Seth remercia l'infirmière, qui tourna les talons pour repartir d'où ils étaient venus. La cafète était une salle vaste et dégagée, lumineuse de par les fenêtres qui en ornaient toute une façade. Le style était sobre, sans classe particulière, mais Seth ne s'en serait pas plaint. Il avait encore en tête les gémissements des salles inférieures. Au moins ici, les gens parlaient.
Seth prit un café, qui lui rappela tous ceux ingérés pour dessoûler avant un rendez-vous avec ses producteurs. Il recracha aussitôt le liquide brûlant dans le récipient, et ne vit pas l'un des pensionnaire qui se dirigeait vers la table où il s'était installé, à l'écart.

   - Héro ou croco ?

Seth leva les yeux vers le colosse qui lui faisait face, un homme de la trentaine, aux cheveux longs et origines latino, à qui il manquait la moitié du bras gauche.

   - Quoi ?

   - Héroïne ou crocodile ?

   - Crocodile. Mais j'avais commencé par l'héroïne.

   - Ça craint. Tu vivais à L.A. avant, je me trompe ? C'est comment, Hollywood ?

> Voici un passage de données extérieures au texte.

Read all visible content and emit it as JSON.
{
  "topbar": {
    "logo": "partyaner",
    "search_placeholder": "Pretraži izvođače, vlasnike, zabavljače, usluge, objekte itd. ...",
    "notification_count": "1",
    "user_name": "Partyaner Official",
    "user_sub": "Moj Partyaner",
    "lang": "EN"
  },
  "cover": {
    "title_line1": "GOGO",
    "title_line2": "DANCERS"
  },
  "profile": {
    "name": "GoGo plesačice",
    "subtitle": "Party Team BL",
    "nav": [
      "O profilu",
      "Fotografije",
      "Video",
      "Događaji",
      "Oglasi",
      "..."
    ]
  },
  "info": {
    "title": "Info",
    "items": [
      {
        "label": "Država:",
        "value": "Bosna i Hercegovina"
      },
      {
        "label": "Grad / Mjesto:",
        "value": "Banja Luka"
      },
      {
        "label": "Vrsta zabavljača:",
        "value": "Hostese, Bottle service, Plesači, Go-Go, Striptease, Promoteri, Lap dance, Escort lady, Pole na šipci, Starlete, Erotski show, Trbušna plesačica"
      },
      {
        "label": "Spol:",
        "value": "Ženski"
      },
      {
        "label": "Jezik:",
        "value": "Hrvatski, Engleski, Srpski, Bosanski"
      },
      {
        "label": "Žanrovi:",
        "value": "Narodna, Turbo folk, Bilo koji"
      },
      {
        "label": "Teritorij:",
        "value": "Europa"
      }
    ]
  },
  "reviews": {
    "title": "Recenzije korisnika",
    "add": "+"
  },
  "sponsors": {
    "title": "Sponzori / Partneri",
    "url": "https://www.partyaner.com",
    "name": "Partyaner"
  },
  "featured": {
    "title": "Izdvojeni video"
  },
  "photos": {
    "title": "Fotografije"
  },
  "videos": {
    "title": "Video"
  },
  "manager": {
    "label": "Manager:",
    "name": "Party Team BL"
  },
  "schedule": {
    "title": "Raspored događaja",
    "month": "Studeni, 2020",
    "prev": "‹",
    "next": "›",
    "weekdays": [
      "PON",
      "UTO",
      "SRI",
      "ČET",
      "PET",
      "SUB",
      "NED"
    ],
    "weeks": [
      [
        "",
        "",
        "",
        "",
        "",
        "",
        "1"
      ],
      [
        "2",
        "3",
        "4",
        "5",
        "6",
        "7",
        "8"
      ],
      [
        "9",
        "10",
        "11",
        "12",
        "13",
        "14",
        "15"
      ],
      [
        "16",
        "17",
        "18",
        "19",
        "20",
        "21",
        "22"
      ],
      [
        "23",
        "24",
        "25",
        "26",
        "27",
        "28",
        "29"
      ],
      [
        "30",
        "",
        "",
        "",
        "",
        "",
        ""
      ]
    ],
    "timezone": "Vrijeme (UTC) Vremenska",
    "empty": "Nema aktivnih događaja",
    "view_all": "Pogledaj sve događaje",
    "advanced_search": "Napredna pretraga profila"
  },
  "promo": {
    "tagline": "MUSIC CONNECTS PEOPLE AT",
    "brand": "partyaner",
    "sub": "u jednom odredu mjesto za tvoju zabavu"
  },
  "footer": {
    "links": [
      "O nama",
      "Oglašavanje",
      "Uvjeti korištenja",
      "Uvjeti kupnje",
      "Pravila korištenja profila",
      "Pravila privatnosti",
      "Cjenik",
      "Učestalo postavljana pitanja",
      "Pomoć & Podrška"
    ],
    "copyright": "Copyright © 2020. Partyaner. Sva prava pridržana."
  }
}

- Génial. C'est le genre d'endroit où tu peux goûter de tout.

- Le Nirvana.

- Hm. Sauf qu'après, t'atterris ici.

Le colosse s'assit à côté de lui, et se présenta :

- Leandro.

- Seth.

- Banner ?

Le guitariste hésita à se créer une fausse identité russe, puis opta pour la vérité en songeant que son mensonge impliquerait d'imiter l'accent soviet tout au long de sa cure.

- Y a des types qui t'ont reconnu, continua Leandro. D'après eux, t'es célèbre dans le monde de la musique. Tu fais quoi ? Du rap ?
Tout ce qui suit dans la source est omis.